Продана замуж - страница 25



- У нас нет смазки, - делаю последнюю попытку оттянуть неизбежное.

- Твоей хватит, Барби, - снисходительно отвечает он. - Течешь, как сучка.

Обидно звучит. Кажется, моя гордость сегодня окончательно истлеет и превратится в пепел.

Первое проникновение дается тяжело. Непривычные ощущения не только пугают, но и смущают. Богдан тяжело дышит, выжидает, и в этот момент мне кажется, что трудно не только мне.

И все же он упорно продолжает наказывать меня.

- Дыши, - приказывает муж. - Дыши, Барби. И прекрати меня сдавливать, иначе я сорвусь к ебеням.

Я слушаюсь. По крайней мере, очень стараюсь. И когда Заславский все же входит полностью, теряю связь с реальностью. Сложно подобрать слова. Но то, что происходит - за гранью.

За гранью норм морали, моего понимания, того, что я способна осознать и принять. Вся наша семейная жизнь за гранью. И сейчас, когда Богдан методично двигается во мне, доказывая, что прав, что добьется своей цели, мое странное острое и в то же время болезненное возбуждение тоже за гранью.

Так быть не должно. Но есть. Здесь и сейчас.

- Охуенная задница, Барби, - хрипит Богдан. Надсадно дышит и все активнее стимулирует меня пальцами. Он словно задался целью довести меня. И я бессильна в нашем противостоянии.

Шлепки наших тел, густой аромат секса и запретная близость окончательно переплетаются, запуская во мне те самые процессы, которые не остановить.

Я правда кончаю. До чёрных мушек в глазах, до сдавленного хрипа, до онемевших пальцев на руках.

- Ты - моя! - будто ставит точку, припечатывает муж, делает финальные толчки, кончает и… кусает.

Он кусает меня у шеи, смыкает зубы так, что боль простреливает вдоль спины, причудливо переплетаясь с полученным удовольствием.

- Моя…

На этом в глазах темнеет, а сознание уходит на перезагрузку.

18. - 17 Богдан -

Третий день механизм даёт сбой. Едва заметный пока. Но что-то работает не так. Я не идиот, понимаю, откуда ноги растут. С появлением этой стрекозы в моем доме и пошёл этот долбаный разлад.

Она, словно проклятый подарок, методично разваливает что-то в моих мыслях.

И ведь я знаю, что по большому счету по херу на неё. Единственная ценность в ней - родственные связи. Ну, ещё то, что фамилию носит мою.

И все же каждый день в мыслях я возвращаюсь к ней.

После провокации на кладбище мы не виделись.

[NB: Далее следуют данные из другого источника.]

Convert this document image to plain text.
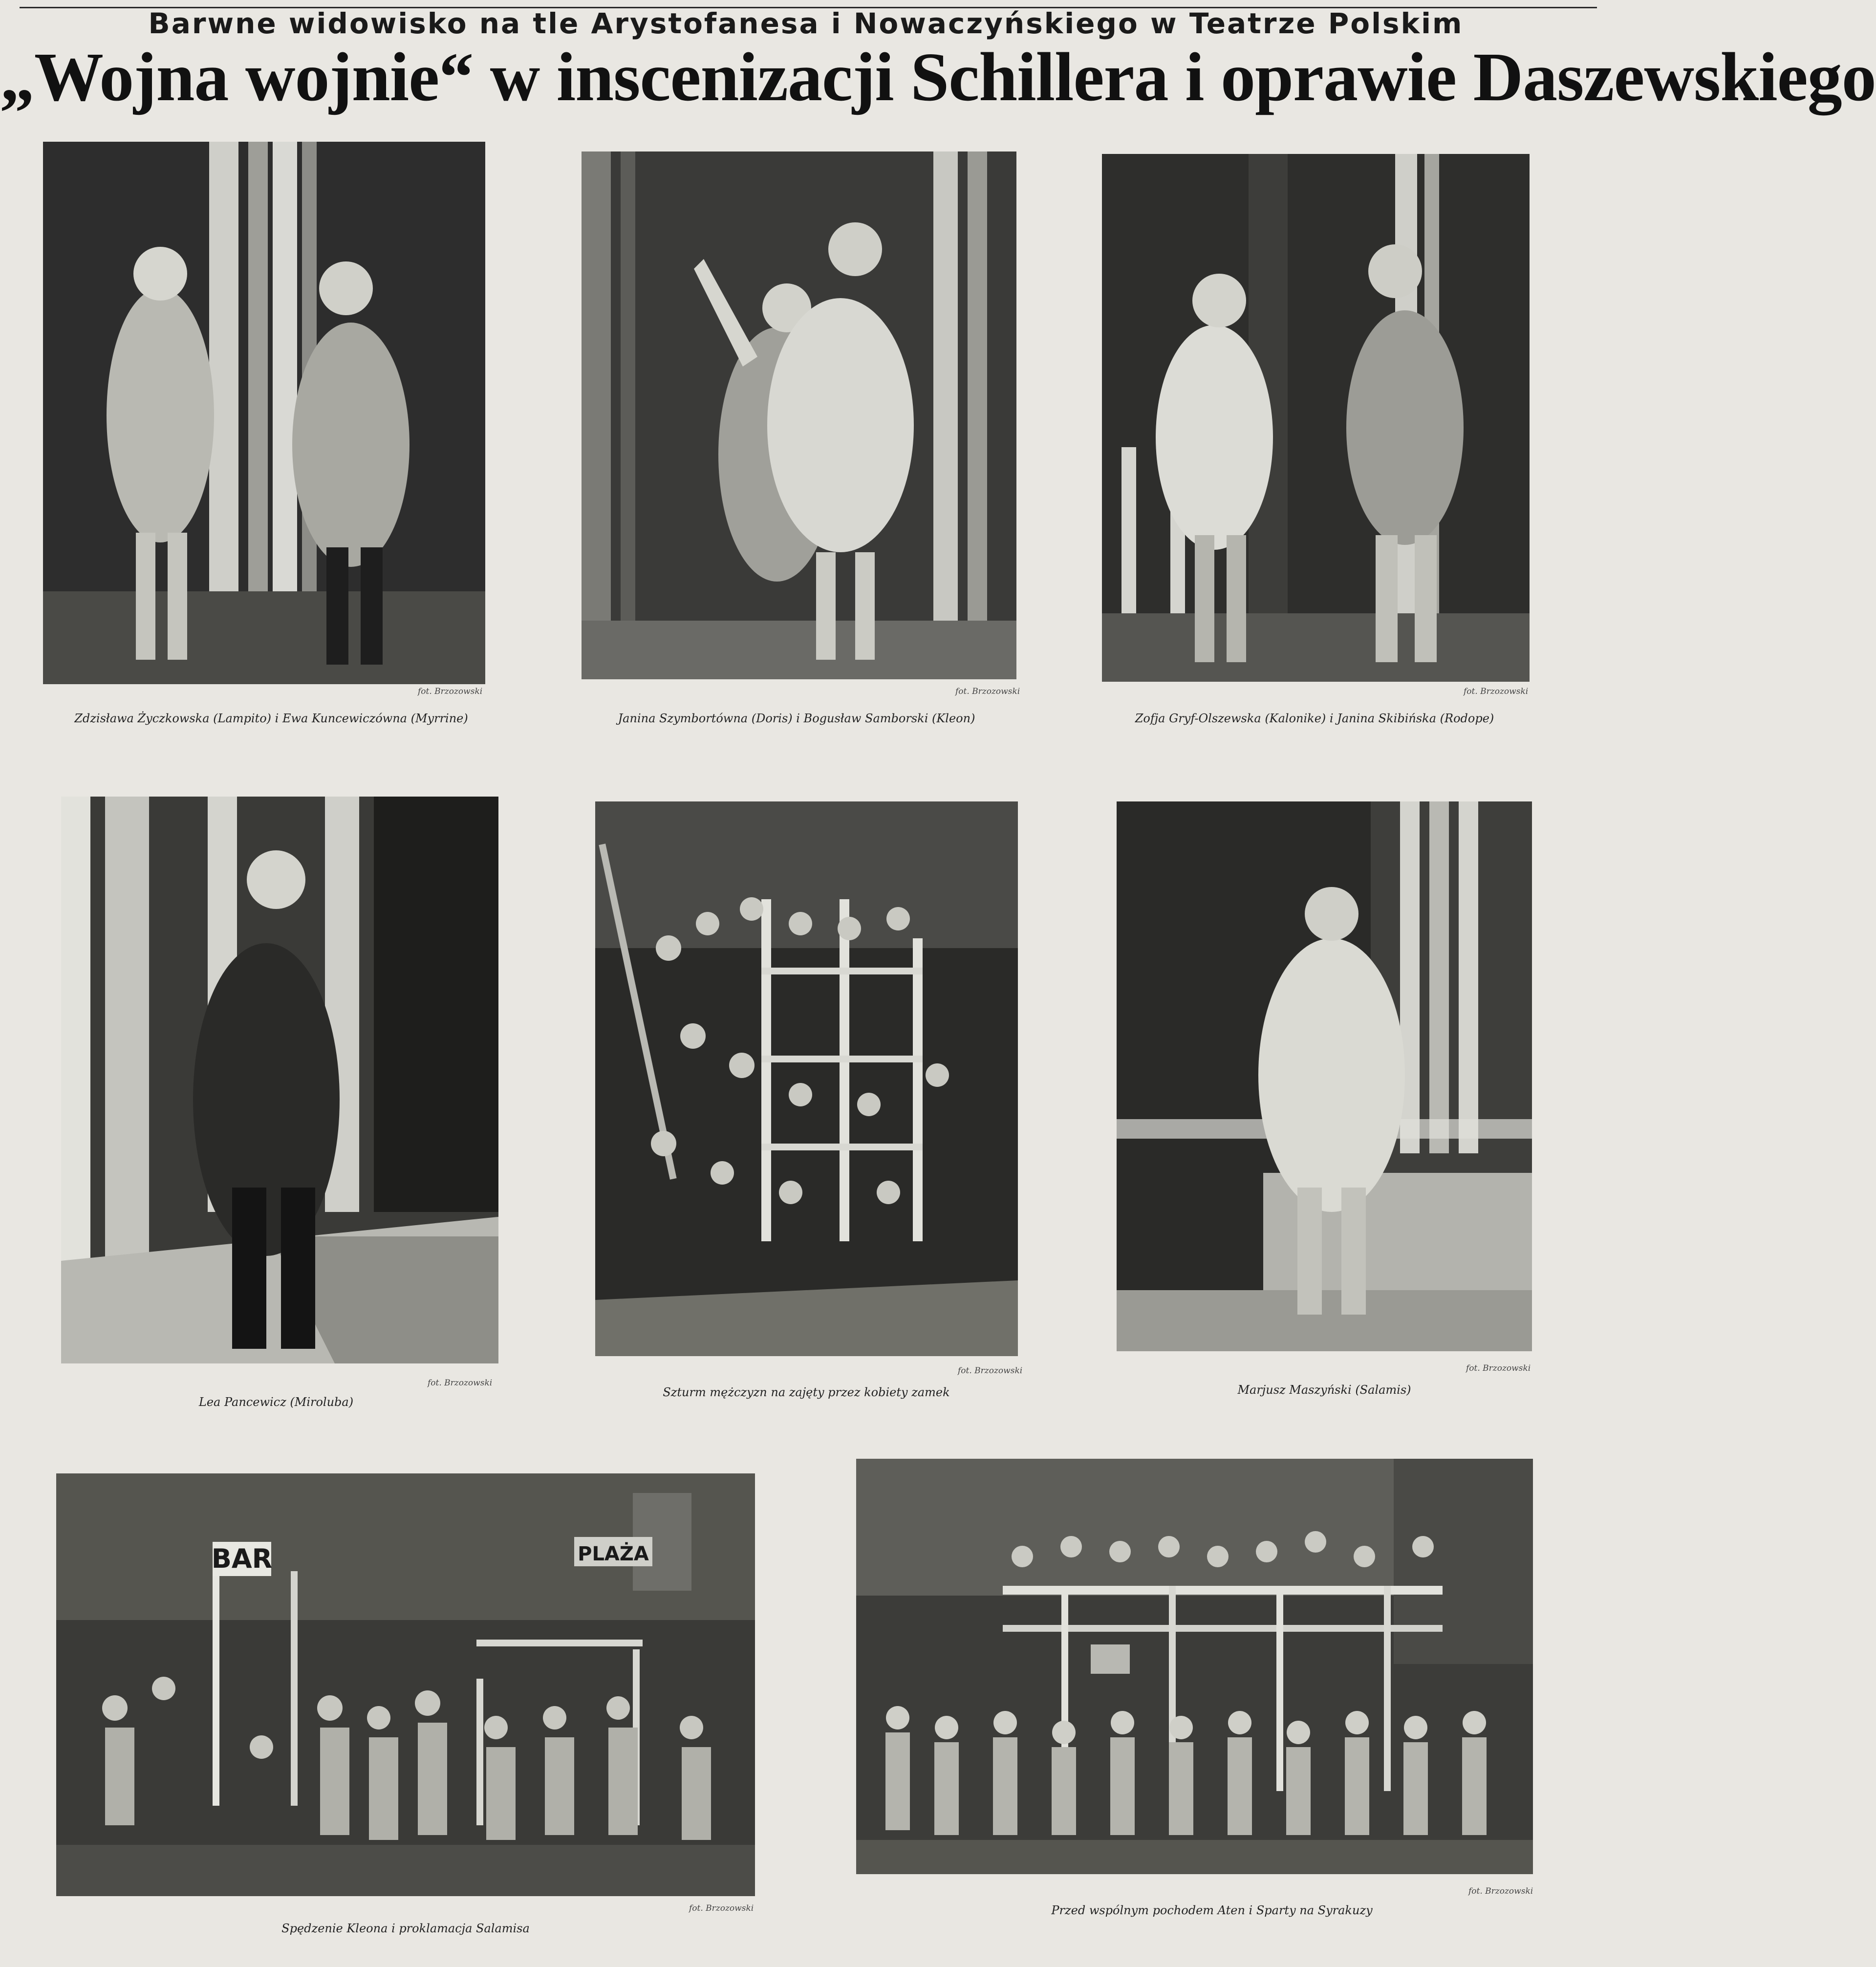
Barwne widowisko na tle Arystofanesa i Nowaczyńskiego w Teatrze Polskim
„Wojna wojnie“ w inscenizacji Schillera i oprawie Daszewskiego
fot. Brzozowski
Zdzisława Życzkowska (Lampito) i Ewa Kuncewiczówna (Myrrine)
fot. Brzozowski
Janina Szymbortówna (Doris) i Bogusław Samborski (Kleon)
fot. Brzozowski
Zofja Gryf-Olszewska (Kalonike) i Janina Skibińska (Rodope)
fot. Brzozowski
Lea Pancewicz (Miroluba)
fot. Brzozowski
Szturm mężczyzn na zajęty przez kobiety zamek
fot. Brzozowski
Marjusz Maszyński (Salamis)
BAR	PLAŻA
fot. Brzozowski
Spędzenie Kleona i proklamacja Salamisa
fot. Brzozowski
Przed wspólnym pochodem Aten i Sparty na Syrakuzy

Сам не понимаю, как сдержался и не прибил ее к чертовой матери. Бесполезно объяснять правила этой занозе.

Как, блядь, в ее мозгу вообще щелкнуло, что она может с кем-то лизаться? Ее место - в моем доме и моей постели. И сосать она должна мой член.

Мой, блядь, а не этого щенка.

Несвойственная иррациональная злость тлеет во мне с того дня. И даже хорошо, что пришлось свалить по делам. Иначе бы высек эту стрекозу, попробуй она снова чего-то ляпнуть.

Правда, Авдей говорит, что она все это время тише воды, ниже травы. Сидит, не отсвечивает. В ангаре стреляет, как одержимая. Но это даже хорошо, пусть выпустит свой гонор неуемный.

За стол возвращается Рустам, и вслед за ним подходит официант с нашим кофе.

- Ну, что? - спрашиваю.

- Ты был прав - пацан этот не сам все провернул. Помогли ему. И хорошо помогли, раз он через твоих парней пробраться смог.

А ведь пробивали этого мелкого хмыря, который посмел засунуть свой грязный язык в рот моей жене.

- Имя?

- А без имён.

- В смысле? - зверею от такого расклада.

- В коромысле, блядь, - рубит Сабуров. - Мне намекнули, что транзит через наш город кое-кого не устраивает. И теперь, как ты понимаешь, эти товарищи так и будут устраивать провокации.